Chicago, 1929. Joe (Tony Curtis) e Jerry (Jack Lemmon) são músicos desempregados, que estão desesperados por trabalho. Eles acidentalmente testemunham o Massacre do Dia de São Valentim, assistindo o criminoso Spats Colombo (George Raft) e seu cúmplice aniquilarem Toothpick Charlie (George E. Stone) e sua gangue. Forçados a apressadamente deixarem a cidade, Joe e Jerry pegam o primeiro trabalho que podem arrumar: tocar na banda de garotas da Sweet Sue (Joan Shawlee) e suas Sincopadoras. Em trajes femininos, os dois se juntam ao resto da banda em um trem que vai para Miami, Flórida. Diante desta situação, Joe adota o nome de Josephine e Jerry torna-se Daphne. De repente eles vêem Sugar Kane (Marilyn Monroe), a vocalista da banda de Sweet Sue. Jerry se apaixona na hora, mas Joe o lembra que ele não pode se fazer notar. Porém, após chegarem a Miami, um milionário (Joe E. Brown) se apaixona por Daphne e Joe resolve se fazer passar por um milionário para tentar conquistar Sugar, tudo isto em meio à uma reunião dos Amigos da Ópera Italiana, uma convenção de criminosos que traz à cidade Spats Colombo e sua gangue.
(fonte: adorocinema.com)

Não sou muito fã de comédias. Mas, como em tudo na vida, há exceções. E Some like it hot é uma delas. A dupla de roteiristas é genial no que diz respeito ao ritmo tanto das cenas quanto dos diálogos. A premissa non sense – dois músicos se fazendo passar por mulheres – assume ares perfeitamente verossímeis pela direção de Wilder e extremamente divertidos com a atuação de Curtis e Lemmon.

Los amantes pasajeros

Los amantes pasajeros (2013) – Os amantes passageiros
roteiro e direção: Pedro Almodóvar
3.5 Stars

(resenha publicada originalmente no Vórtex Cultural, em 03/10/2013)
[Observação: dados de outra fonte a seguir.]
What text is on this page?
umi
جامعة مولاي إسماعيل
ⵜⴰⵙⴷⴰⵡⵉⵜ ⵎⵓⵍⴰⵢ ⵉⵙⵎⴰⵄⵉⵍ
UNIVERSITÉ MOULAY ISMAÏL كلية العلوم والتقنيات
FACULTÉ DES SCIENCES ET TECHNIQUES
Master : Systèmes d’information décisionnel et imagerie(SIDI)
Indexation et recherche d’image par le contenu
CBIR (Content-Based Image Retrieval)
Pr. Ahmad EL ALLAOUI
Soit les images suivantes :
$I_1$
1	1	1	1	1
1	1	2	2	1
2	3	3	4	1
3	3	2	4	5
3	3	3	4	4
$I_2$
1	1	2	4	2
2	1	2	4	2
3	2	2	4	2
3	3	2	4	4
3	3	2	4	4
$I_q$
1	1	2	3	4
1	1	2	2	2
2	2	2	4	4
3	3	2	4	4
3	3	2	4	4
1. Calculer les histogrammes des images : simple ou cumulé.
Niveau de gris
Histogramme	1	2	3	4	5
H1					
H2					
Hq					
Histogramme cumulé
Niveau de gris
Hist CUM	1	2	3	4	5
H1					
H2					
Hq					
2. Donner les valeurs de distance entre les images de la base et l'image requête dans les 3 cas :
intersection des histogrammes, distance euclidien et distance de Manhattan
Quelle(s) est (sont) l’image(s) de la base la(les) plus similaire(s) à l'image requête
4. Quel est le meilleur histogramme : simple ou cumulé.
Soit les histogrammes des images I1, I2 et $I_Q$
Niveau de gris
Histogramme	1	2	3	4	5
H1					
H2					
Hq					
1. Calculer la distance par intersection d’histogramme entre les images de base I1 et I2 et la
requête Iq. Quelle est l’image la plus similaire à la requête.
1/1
Dentro de um avião fora de controle, um grupo de personagens excêntricos acredita estar vivendo suas últimas horas de vida. A partir dessa premissa, o espectador testemunha a volta de Almodóvar ao tipo de filme que o consagrou: a comédia. Desde Kika (1993) que o diretor havia deixado de lado esse estilo. E retorna a ele da forma mais escrachada possível. Mas, afinal, é Almodóvar, e de que outro modo ele o faria?